Mt. High also offers an early season rate of $29.75.

In the Sierra, June Mountain opens today while Mammoth, with a three-foot base, hopes to operate 25 chairs by the Christmas break.

The Lake Tahoe resorts were hit hard by the latest storms. Heavenly has had 32 inches of new snow since last Saturday and reports 60% of its trails are open.

More World Cup: The struggles of U.S. skiers Julie Parisien and Diann Roffe-Steinrotter this season have been softened by surprising performances by veterans Eva Twardokens and Heidi Voelker. Twardokens finished sixth in a giant slalom at Veysonnaz, Switzerland, last Saturday. Voelker, known more as a slalom skier, had a personal-best fifth-place finish in a GS at Tignes, France. Voelker has two top-10 finishes this season and has placed in the top 20 on two other occasions.

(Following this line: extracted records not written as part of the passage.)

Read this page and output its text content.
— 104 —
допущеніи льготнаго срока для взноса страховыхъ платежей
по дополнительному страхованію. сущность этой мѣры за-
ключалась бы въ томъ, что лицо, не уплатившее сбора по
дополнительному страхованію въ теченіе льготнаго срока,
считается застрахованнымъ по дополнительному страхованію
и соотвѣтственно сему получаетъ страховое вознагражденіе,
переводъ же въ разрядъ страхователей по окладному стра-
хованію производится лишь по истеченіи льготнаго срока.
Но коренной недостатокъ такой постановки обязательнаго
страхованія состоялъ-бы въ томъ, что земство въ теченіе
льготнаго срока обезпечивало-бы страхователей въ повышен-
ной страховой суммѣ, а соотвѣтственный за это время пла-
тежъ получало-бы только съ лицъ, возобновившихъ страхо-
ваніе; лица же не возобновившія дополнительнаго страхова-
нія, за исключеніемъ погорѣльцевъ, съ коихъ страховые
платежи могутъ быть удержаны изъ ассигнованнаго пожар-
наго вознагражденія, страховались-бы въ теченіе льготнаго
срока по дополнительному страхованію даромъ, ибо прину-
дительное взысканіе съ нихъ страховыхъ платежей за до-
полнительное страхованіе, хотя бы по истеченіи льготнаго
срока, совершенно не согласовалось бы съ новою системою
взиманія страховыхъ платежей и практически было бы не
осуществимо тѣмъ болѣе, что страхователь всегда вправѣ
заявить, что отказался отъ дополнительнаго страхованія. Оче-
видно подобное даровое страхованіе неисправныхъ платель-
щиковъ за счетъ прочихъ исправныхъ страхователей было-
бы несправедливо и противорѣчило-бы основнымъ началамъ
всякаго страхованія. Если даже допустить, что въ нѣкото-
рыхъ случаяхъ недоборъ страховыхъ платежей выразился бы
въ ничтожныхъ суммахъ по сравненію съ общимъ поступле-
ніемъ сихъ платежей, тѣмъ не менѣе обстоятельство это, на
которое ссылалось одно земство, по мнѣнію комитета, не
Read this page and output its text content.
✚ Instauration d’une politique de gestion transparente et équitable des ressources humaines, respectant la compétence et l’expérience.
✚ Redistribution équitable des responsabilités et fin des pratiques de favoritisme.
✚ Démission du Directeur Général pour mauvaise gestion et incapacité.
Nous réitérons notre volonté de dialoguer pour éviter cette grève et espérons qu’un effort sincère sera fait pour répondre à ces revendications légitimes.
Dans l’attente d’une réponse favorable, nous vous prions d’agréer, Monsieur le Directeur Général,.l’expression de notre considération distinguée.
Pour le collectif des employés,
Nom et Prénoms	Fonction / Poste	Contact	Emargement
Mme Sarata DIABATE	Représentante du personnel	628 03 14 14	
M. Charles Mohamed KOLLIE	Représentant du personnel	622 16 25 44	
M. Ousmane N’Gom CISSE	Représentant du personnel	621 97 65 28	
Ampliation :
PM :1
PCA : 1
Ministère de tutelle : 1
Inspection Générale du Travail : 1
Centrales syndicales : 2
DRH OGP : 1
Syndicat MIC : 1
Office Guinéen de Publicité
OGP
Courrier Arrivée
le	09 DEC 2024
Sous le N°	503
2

Jeremy Nobis, thought to be the U.S.’s top Olympic hope in GS, did not accompany teammates to Europe. Instead, the inconsistent Nobis stayed behind to train on his own in Colorado. . . . Donna Weinbrecht, battling back from a knee injury after winning the first Olympic gold medal awarded for freestyle moguls in 1992, won in the World Cup season opener last Saturday at Tignes, France. . . . Trace Worthington, a two-time World Cup overall freestyle champion, won the first aerial World Cup last Friday at Tignes.